Today, the routine use of antihypertensives and statins along with glucose-lowering medications—still important for prevention of microvascular complications—among people with type 2 diabetes can be viewed as an "advance," although targets still often aren't reached.

6. Models of Patient-Oriented Care in Diabetes

The notion that the complexity of diabetes management is best addressed with multispecialist team care predates 1995, but implementation of the organizational concept known today as the "chronic care model" is still evolving.

The idea that the patient should be the central player on the "team" may be obvious to those who understand the condition, but only became the focus of management guidelines in 2012, in a joint position statement of the American Diabetes Association (ADA) and the European Association for the Study of Diabetes.[2]

In the ADA's January 2015 Standards of Care, the following are listed as recommended strategies[3]:

1. A patient-centered communication style that incorporates patient preferences, assesses literacy and numeracy, and addresses cultural barriers to care should be used;

2. Treatment decisions should be timely and founded on evidence-based guidelines that are tailored to individual patient preferences, prognoses, and comorbidities;

3. Care should be aligned with components of the Chronic Care Model to ensure productive interactions between a prepared, proactive practice team and an informed, activated patient; and

When feasible, care systems should support team-based care, community involvement, patient registries, and decision support tools to meet patient needs.

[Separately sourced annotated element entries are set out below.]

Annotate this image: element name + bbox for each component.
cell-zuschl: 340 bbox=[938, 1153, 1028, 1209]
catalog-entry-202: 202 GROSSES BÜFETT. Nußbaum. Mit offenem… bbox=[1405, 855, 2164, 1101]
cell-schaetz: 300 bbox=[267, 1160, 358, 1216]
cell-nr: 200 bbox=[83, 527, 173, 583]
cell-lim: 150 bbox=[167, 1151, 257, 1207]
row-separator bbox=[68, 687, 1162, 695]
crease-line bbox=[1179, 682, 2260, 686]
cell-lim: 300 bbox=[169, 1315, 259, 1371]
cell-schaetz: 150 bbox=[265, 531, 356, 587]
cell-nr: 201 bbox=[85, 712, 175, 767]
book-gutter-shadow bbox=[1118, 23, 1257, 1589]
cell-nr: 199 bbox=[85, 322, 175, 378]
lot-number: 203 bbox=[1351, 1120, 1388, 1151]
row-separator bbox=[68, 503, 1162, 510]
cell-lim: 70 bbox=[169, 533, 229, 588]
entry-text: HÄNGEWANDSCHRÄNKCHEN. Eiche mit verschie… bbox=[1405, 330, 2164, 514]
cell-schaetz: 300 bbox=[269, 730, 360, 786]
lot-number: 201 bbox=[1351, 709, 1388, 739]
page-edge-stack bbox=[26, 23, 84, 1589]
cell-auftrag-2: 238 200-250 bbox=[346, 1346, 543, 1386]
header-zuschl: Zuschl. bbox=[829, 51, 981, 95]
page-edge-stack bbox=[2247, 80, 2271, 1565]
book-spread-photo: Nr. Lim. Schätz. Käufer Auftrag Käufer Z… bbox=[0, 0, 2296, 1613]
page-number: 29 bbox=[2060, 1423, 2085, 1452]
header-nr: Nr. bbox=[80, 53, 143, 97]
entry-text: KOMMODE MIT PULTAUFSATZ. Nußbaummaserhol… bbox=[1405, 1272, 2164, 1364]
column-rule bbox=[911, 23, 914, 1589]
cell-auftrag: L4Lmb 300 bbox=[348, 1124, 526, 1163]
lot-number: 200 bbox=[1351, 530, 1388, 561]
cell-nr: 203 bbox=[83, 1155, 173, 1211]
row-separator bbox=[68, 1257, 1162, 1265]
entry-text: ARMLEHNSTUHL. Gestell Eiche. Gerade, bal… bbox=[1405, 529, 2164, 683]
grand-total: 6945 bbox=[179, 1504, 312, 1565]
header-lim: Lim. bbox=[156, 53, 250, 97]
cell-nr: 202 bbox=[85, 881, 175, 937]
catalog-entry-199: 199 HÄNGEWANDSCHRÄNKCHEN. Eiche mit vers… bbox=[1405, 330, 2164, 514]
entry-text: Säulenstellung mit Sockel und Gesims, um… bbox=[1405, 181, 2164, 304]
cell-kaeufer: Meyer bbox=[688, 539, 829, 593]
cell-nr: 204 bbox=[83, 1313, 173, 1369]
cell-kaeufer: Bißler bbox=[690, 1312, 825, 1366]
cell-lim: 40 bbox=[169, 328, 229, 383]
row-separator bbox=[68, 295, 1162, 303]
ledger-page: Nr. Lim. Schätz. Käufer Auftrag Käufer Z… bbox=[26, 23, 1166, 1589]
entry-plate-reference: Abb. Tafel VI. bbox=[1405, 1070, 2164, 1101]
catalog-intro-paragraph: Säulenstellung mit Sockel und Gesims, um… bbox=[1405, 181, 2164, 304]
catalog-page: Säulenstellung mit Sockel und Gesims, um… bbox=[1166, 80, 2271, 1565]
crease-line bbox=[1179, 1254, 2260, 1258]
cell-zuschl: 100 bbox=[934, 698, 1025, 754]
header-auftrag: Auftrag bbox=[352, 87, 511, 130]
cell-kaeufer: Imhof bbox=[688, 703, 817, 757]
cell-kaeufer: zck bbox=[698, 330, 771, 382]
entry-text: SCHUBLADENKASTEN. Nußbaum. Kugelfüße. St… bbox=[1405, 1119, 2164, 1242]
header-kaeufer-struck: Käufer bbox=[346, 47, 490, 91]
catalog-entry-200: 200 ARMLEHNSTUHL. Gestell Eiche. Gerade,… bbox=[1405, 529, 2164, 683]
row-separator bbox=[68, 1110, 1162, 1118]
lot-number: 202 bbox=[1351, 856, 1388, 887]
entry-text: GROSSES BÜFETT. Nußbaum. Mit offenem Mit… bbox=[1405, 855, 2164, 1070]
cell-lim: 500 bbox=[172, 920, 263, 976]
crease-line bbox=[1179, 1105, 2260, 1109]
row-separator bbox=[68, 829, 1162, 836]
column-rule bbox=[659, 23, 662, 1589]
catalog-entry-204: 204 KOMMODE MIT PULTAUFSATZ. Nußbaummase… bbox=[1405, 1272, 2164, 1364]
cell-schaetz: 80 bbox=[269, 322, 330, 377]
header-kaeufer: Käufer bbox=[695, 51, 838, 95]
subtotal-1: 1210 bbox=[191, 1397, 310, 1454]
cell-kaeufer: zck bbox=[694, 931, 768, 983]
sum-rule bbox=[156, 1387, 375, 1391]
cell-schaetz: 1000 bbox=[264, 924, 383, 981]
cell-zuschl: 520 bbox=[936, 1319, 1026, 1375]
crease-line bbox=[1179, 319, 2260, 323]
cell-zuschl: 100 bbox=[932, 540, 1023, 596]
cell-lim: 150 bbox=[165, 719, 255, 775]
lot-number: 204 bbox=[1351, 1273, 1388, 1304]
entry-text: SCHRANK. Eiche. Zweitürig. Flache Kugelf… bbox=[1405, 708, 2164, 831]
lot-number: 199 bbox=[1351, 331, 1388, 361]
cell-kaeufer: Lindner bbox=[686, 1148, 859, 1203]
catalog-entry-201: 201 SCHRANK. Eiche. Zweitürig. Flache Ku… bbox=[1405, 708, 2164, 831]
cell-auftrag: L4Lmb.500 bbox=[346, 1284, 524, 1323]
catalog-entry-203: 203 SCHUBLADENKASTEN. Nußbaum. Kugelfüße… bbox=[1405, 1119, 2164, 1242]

"The chronic care model has become widely adopted for all kinds of chronic diseases, but in diabetes it fits perfectly with the research," says Dr Clark. "In fact, if you look at the Affordable Care Act, they've basically taken the Chronic Care Model as the model for the accountable care organizations."

Dr Clark adds, "The biggest change in diabetes the past 20 years has been the final acceptance that diabetes is a collaborative disease rather than a disease where you just tell people what to do.

The big difference is the way we're going about taking care of people with diabetes."